竹熊 この対談ね、まとめるときに、2人の対立を前面に出したらいいんじゃないですか。一見同じことを考えてるようで、実際に会って話をしてみたら、まったく立ち位置が違うので。

赤松 まったく違う。未来予想も違うし、立ち位置も違う。

竹熊 「業界はこのまま行けば数年で崩壊する」という現状認識については一致するところもあるとはいえ、解釈が違う。ここまでかみ合わないのも逆に面白いかなって。

赤松 対談企画の最後に「そうですね」「そうですよね」って入れてまとめる形にできないですもんね。1つも交わらない。

竹熊 むしろ、ここまで交わらないってすごいですよ。これはもう人生観が違うのでしょう。同じような現状認識で出発しても、立場の違いでここまで変わるんだなと。こう言っちゃうと失礼かもしれませんが、赤松さんは勝ち組の発想なんですよ。

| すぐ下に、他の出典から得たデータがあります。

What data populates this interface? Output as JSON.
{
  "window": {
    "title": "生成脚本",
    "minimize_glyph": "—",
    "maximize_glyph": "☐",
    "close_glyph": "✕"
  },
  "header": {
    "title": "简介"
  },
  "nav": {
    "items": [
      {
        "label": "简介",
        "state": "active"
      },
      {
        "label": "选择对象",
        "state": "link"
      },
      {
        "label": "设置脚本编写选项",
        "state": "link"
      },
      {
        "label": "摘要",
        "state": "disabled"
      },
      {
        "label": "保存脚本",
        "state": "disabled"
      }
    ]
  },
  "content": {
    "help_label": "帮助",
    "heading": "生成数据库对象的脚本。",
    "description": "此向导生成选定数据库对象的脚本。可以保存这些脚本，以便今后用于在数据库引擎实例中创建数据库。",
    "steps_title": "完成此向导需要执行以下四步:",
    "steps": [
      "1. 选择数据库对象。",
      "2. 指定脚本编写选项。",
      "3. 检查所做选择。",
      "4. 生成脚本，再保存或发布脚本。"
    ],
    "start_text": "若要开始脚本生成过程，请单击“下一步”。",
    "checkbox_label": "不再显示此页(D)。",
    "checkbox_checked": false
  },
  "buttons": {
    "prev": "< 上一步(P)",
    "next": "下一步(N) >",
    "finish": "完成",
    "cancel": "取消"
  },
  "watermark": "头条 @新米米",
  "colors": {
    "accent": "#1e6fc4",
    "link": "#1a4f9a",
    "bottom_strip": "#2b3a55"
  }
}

赤松 でも、どちらの未来予想が厳しいかというと、私のほうが厳しいですよ。竹熊さんの未来予想は、楽観してるところがあったり、夢があったりしますよね。私はもうダメだから次の手を考えようって言ってますから。

竹熊 ええ。僕の知る限り、赤松さんの業界予想が一番シビアで現実的です。でも、今のネットの急激な進化を見ていると、5年後に何が出てきているか分からないですよね。想像を絶するようなシステムやコンテンツが出るかもしれないし。だからそのときはそのときですね。ただ、僕としては自分が面白いと思ったことをやりたいですよね。

赤松 私は違います。他人が面白いと思うことをやりたいです。

── なるほど、そこが根本的に違ってるんですね。

赤松 竹熊さんがおっしゃった、自分の好きなことをやりたいというのは、私の価値観で言う「楽しみ代」にほかならないです。だから危険信号がすごくピカピカと光ってる。

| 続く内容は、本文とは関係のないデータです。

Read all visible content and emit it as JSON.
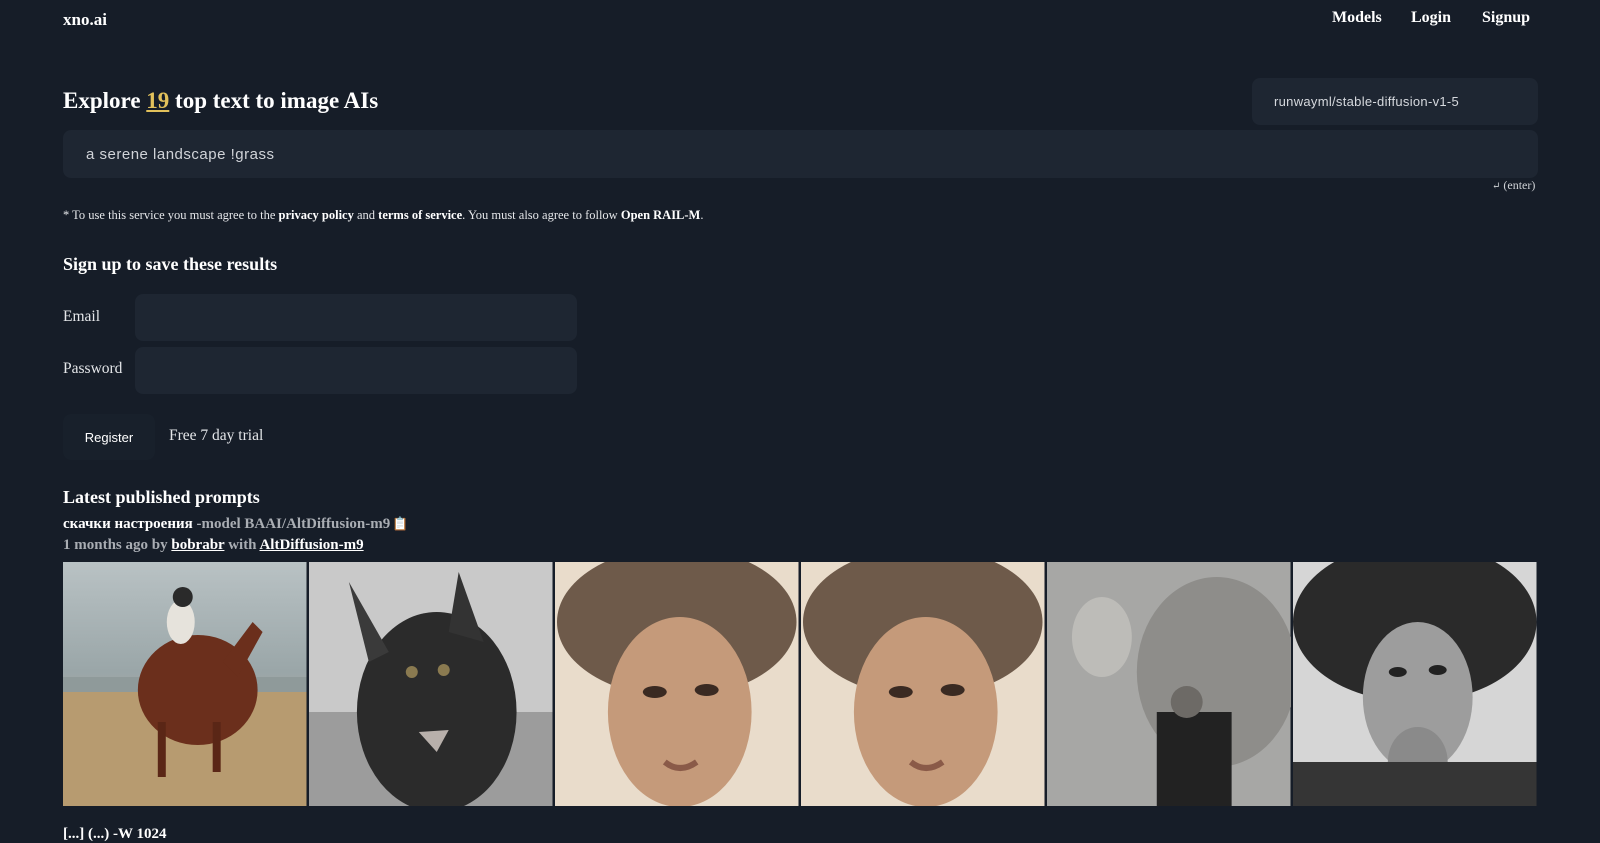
{
  "header": {
    "logo": "xno.ai",
    "nav": [
      "Models",
      "Login",
      "Signup"
    ]
  },
  "hero": {
    "explore_prefix": "Explore ",
    "model_count": "19",
    "explore_suffix": " top text to image AIs",
    "model_select_value": "runwayml/stable-diffusion-v1-5",
    "prompt_value": "a serene landscape !grass",
    "enter_hint": "(enter)"
  },
  "terms": {
    "t1": "* To use this service you must agree to the ",
    "privacy": "privacy policy",
    "t2": " and ",
    "tos": "terms of service",
    "t3": ". You must also agree to follow ",
    "rail": "Open RAIL-M",
    "t4": "."
  },
  "signup": {
    "title": "Sign up to save these results",
    "email_label": "Email",
    "password_label": "Password",
    "register_label": "Register",
    "trial_text": "Free 7 day trial"
  },
  "latest": {
    "title": "Latest published prompts",
    "prompt_text": "скачки настроения",
    "prompt_model": " -model BAAI/AltDiffusion-m9",
    "time_ago": "1 months ago by ",
    "author": "bobrabr",
    "with_text": " with ",
    "model_link": "AltDiffusion-m9",
    "images": [
      {
        "alt": "rider on horse at beach",
        "scene": "horse-beach"
      },
      {
        "alt": "dark furry wolf creature",
        "scene": "wolf"
      },
      {
        "alt": "woman portrait sepia",
        "scene": "woman"
      },
      {
        "alt": "woman portrait sepia duplicate",
        "scene": "woman"
      },
      {
        "alt": "man leaning on rock",
        "scene": "man-rock"
      },
      {
        "alt": "man with wild hair",
        "scene": "man-hair"
      }
    ],
    "next_prompt_partial": "[...] (...) -W 1024"
  },
  "colors": {
    "background": "#161d28",
    "input_bg": "#1e2632",
    "accent_count": "#e2c15b"
  },
  "icons": {
    "copy": "clipboard-icon",
    "enter": "enter-arrow-icon"
  }
}
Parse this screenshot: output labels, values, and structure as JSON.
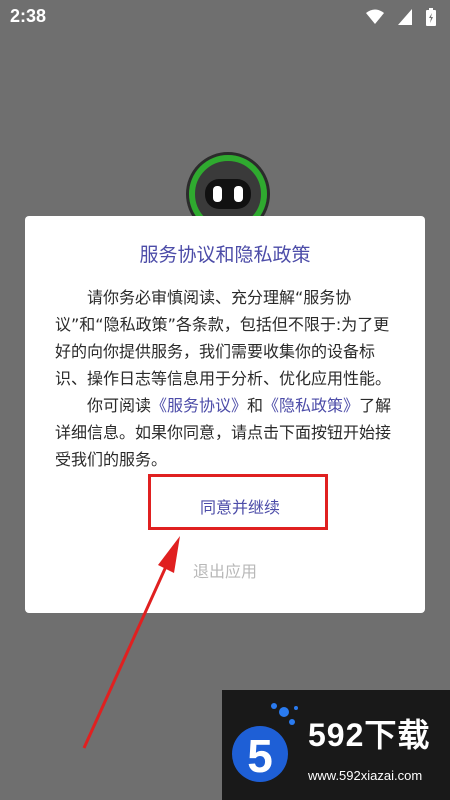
{
  "status_bar": {
    "time": "2:38",
    "icons": [
      "wifi-icon",
      "signal-icon",
      "battery-icon"
    ]
  },
  "dialog": {
    "title": "服务协议和隐私政策",
    "paragraph1": "请你务必审慎阅读、充分理解“服务协议”和“隐私政策”各条款，包括但不限于:为了更好的向你提供服务，我们需要收集你的设备标识、操作日志等信息用于分析、优化应用性能。",
    "paragraph2_prefix": "你可阅读",
    "service_link": "《服务协议》",
    "paragraph2_and": "和",
    "privacy_link": "《隐私政策》",
    "paragraph2_suffix": "了解详细信息。如果你同意，请点击下面按钮开始接受我们的服务。",
    "agree_label": "同意并继续",
    "exit_label": "退出应用"
  },
  "colors": {
    "accent": "#4c4ca8",
    "highlight": "#e02020",
    "overlay": "#6f6f6f"
  },
  "watermark": {
    "brand": "592下载",
    "url": "www.592xiazai.com",
    "logo_text": "5"
  }
}
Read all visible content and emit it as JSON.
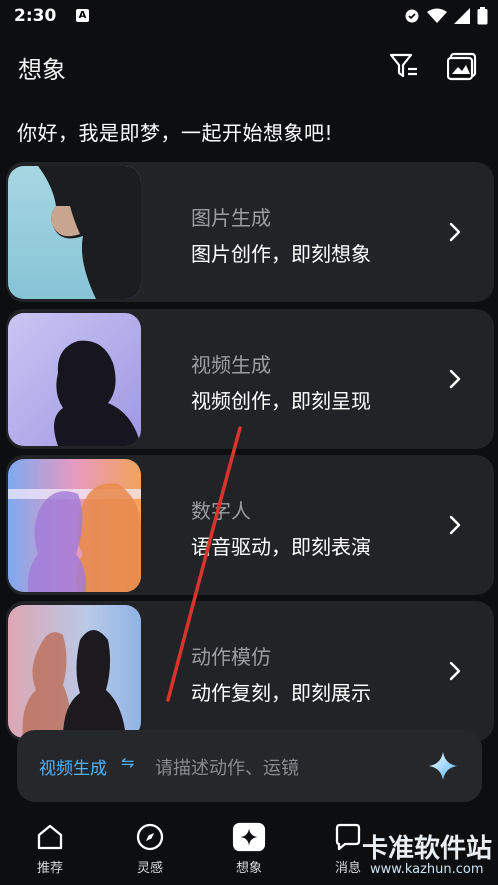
{
  "status_bar": {
    "time": "2:30",
    "notif_icon": "A"
  },
  "top_bar": {
    "title": "想象"
  },
  "greeting": "你好，我是即梦，一起开始想象吧!",
  "cards": [
    {
      "title": "图片生成",
      "subtitle": "图片创作，即刻想象"
    },
    {
      "title": "视频生成",
      "subtitle": "视频创作，即刻呈现"
    },
    {
      "title": "数字人",
      "subtitle": "语音驱动，即刻表演"
    },
    {
      "title": "动作模仿",
      "subtitle": "动作复刻，即刻展示"
    }
  ],
  "prompt": {
    "mode_label": "视频生成",
    "mode_icon": "⇋",
    "placeholder": "请描述动作、运镜"
  },
  "nav": [
    {
      "label": "推荐",
      "icon": "home-icon"
    },
    {
      "label": "灵感",
      "icon": "compass-icon"
    },
    {
      "label": "想象",
      "icon": "sparkle-icon"
    },
    {
      "label": "消息",
      "icon": "message-icon"
    }
  ],
  "watermark": {
    "main": "卡准软件站",
    "url": "www.kazhun.com"
  },
  "colors": {
    "accent": "#4fb3ff",
    "background": "#0d0e10",
    "card": "#222327"
  }
}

竹熊 でも、僕はこれまで30年間、好きなことだけやってきたんです。痛い目にも苦しい目にもだいぶ遭いましたけど、楽しかったですよ。もちろん満足はしてませんけど。

赤松 それはすごいバイタリティですね。

竹熊健太郎 竹熊健太郎氏

竹熊 ただ、4年前に脳梗塞(こうそく)で死にかけまして、それで人生の締め切りをリアルに考えるようになりました。自分の中では、人生はあと10年と思ってるんですよ。そこで死にたくはないですが、その先のイメージがない。それまでにやりたいことをやっておきたいとうのが、今の目標になってます。

── 目標というのは、具体的には。

竹熊 新人の育成も含めて、僕の原作で作りたい作品が3本くらいあるんですよ。これは20歳のころから考えてることで、それをようやく実現できるかって雰囲気になってきたんです。ただ、あと10年で全部完成させる自信がないので、そのうちの1本でもやりたい。でもそれは10年前から出版社に持ち込んでいて実現不可能だったので、自分でシステムから作ってやるしかないんですよ。

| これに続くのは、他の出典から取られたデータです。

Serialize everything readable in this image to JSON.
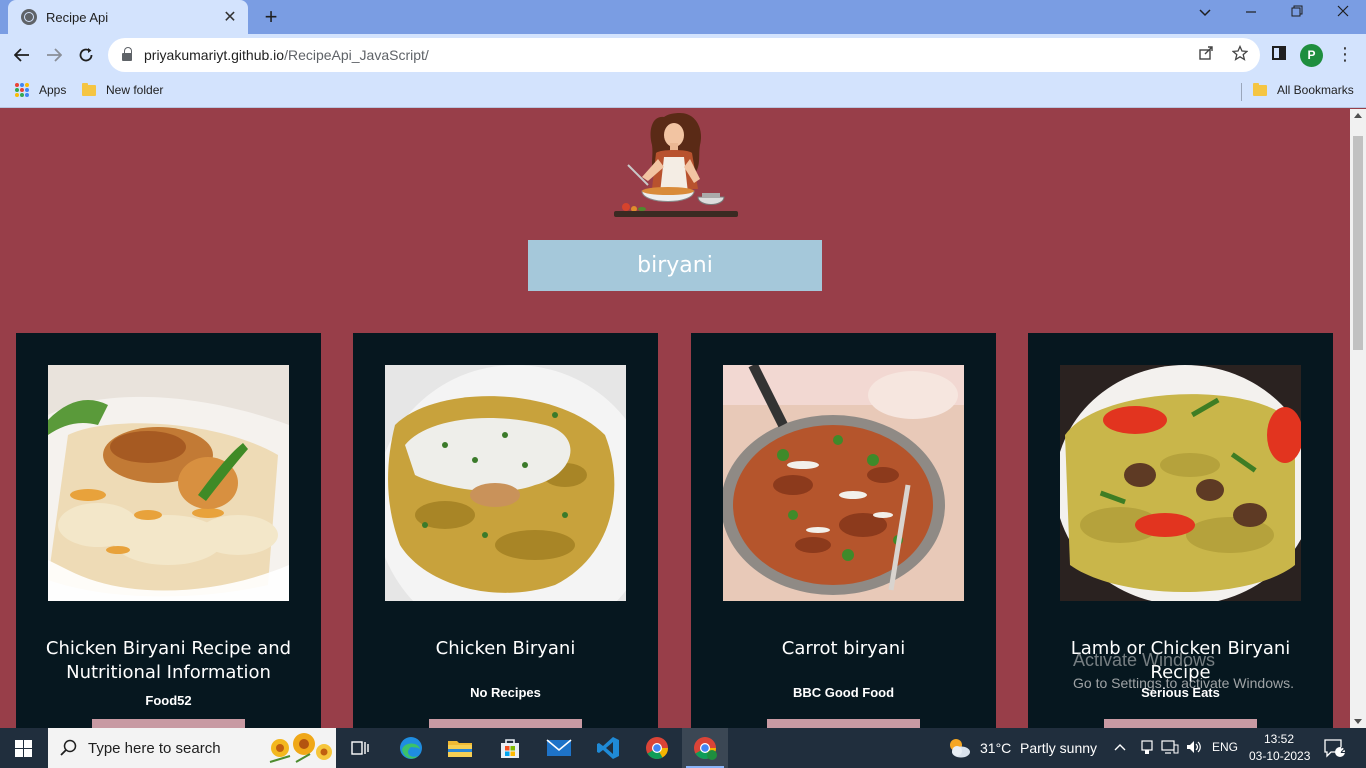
{
  "browser": {
    "tab_title": "Recipe Api",
    "tab_close": "✕",
    "new_tab": "+",
    "url_host": "priyakumariyt.github.io",
    "url_path": "/RecipeApi_JavaScript/",
    "profile_initial": "P",
    "bookmarks": {
      "apps": "Apps",
      "new_folder": "New folder",
      "all_bookmarks": "All Bookmarks"
    }
  },
  "search": {
    "value": "biryani"
  },
  "cards": [
    {
      "title": "Chicken Biryani Recipe and Nutritional Information",
      "source": "Food52"
    },
    {
      "title": "Chicken Biryani",
      "source": "No Recipes"
    },
    {
      "title": "Carrot biryani",
      "source": "BBC Good Food"
    },
    {
      "title": "Lamb or Chicken Biryani Recipe",
      "source": "Serious Eats"
    }
  ],
  "watermark": {
    "line1": "Activate Windows",
    "line2": "Go to Settings to activate Windows."
  },
  "taskbar": {
    "search_placeholder": "Type here to search",
    "temperature": "31°C",
    "weather": "Partly sunny",
    "language": "ENG",
    "time": "13:52",
    "date": "03-10-2023",
    "notification_count": "2"
  },
  "colors": {
    "page_background": "#983e49",
    "card_background": "#06171f",
    "search_background": "#a5c8da",
    "button_color": "#c89aa3"
  }
}
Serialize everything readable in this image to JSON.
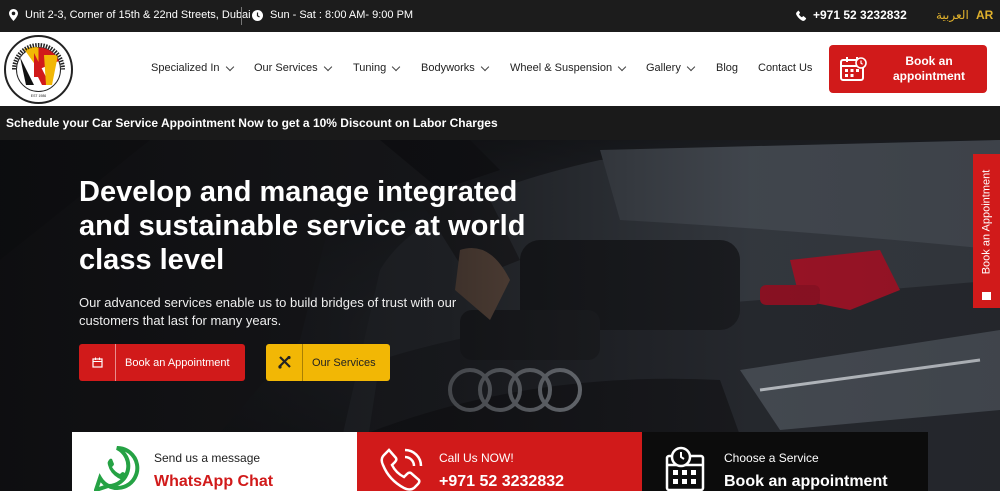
{
  "topbar": {
    "address": "Unit 2-3, Corner of 15th & 22nd Streets, Dubai",
    "hours": "Sun - Sat : 8:00 AM- 9:00 PM",
    "phone": "+971 52 3232832",
    "arabic_label": "العربية",
    "ar_label": "AR"
  },
  "logo": {
    "ring_text": "DEUTSCHES AUTO SERVICE CENTER",
    "est": "EST 1986"
  },
  "nav": {
    "items": [
      {
        "label": "Specialized In",
        "dropdown": true
      },
      {
        "label": "Our Services",
        "dropdown": true
      },
      {
        "label": "Tuning",
        "dropdown": true
      },
      {
        "label": "Bodyworks",
        "dropdown": true
      },
      {
        "label": "Wheel & Suspension",
        "dropdown": true
      },
      {
        "label": "Gallery",
        "dropdown": true
      },
      {
        "label": "Blog",
        "dropdown": false
      },
      {
        "label": "Contact Us",
        "dropdown": false
      }
    ],
    "book_line1": "Book an",
    "book_line2": "appointment"
  },
  "promo": {
    "text": "Schedule your Car Service Appointment Now to get a 10% Discount on Labor Charges"
  },
  "hero": {
    "headline": "Develop and manage integrated and sustainable service at world class level",
    "subtext": "Our advanced services enable us to build bridges of trust with our customers that last for many years.",
    "book_button": "Book an Appointment",
    "services_button": "Our Services",
    "side_tab": "Book an Appointment"
  },
  "cards": {
    "whatsapp_small": "Send us a message",
    "whatsapp_big": "WhatsApp Chat",
    "call_small": "Call Us NOW!",
    "call_big": "+971 52 3232832",
    "service_small": "Choose a Service",
    "service_big": "Book an appointment"
  },
  "colors": {
    "brand_red": "#d11a1a",
    "accent_yellow": "#f2b705",
    "dark": "#1c1c1c"
  }
}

── 純粋な漫画なんですか。それとも、漫画を中核にした何か?

竹熊 漫画を中核にした総合的な表現です。ちょっとこういう言い方しかできないんですが、そのうち発表します。

―― 竹熊さんの方が、いわゆるアーティスト体質ですよね。

赤松 そうですね。

竹熊 夢が明日実現するのと、10年後に実現するのと、どっちがいいですかと聞かれたことがあって。僕は10年後がいいと答えたんですよ。だってプラモデルも組み立ててる過程が楽しいんじゃないですか。できあがったプラモデルって、組み立てることが趣味の人にとっては面白くも何ともないですよ。

赤松 私だったら、プラモデルは翌日すぐに完成させて、2つ目に取りかかります。

竹熊 だからそこが根本的に違うんですよ(笑)。僕の場合、ぶっちゃけて言うなら完成しなくてもいいんですよ。

赤松 え〜(笑)。

竹熊 僕、自慢じゃないですけど、プラモデルが完成したことはほとんどないですよ(笑)。途中で嫌になっちゃう。だから最後まで完成させる作家にはなれなかったんです。つらくても最後まで完成させるというのは僕には大変なことですが、赤松先生の今があるのは、それができるからでしょう。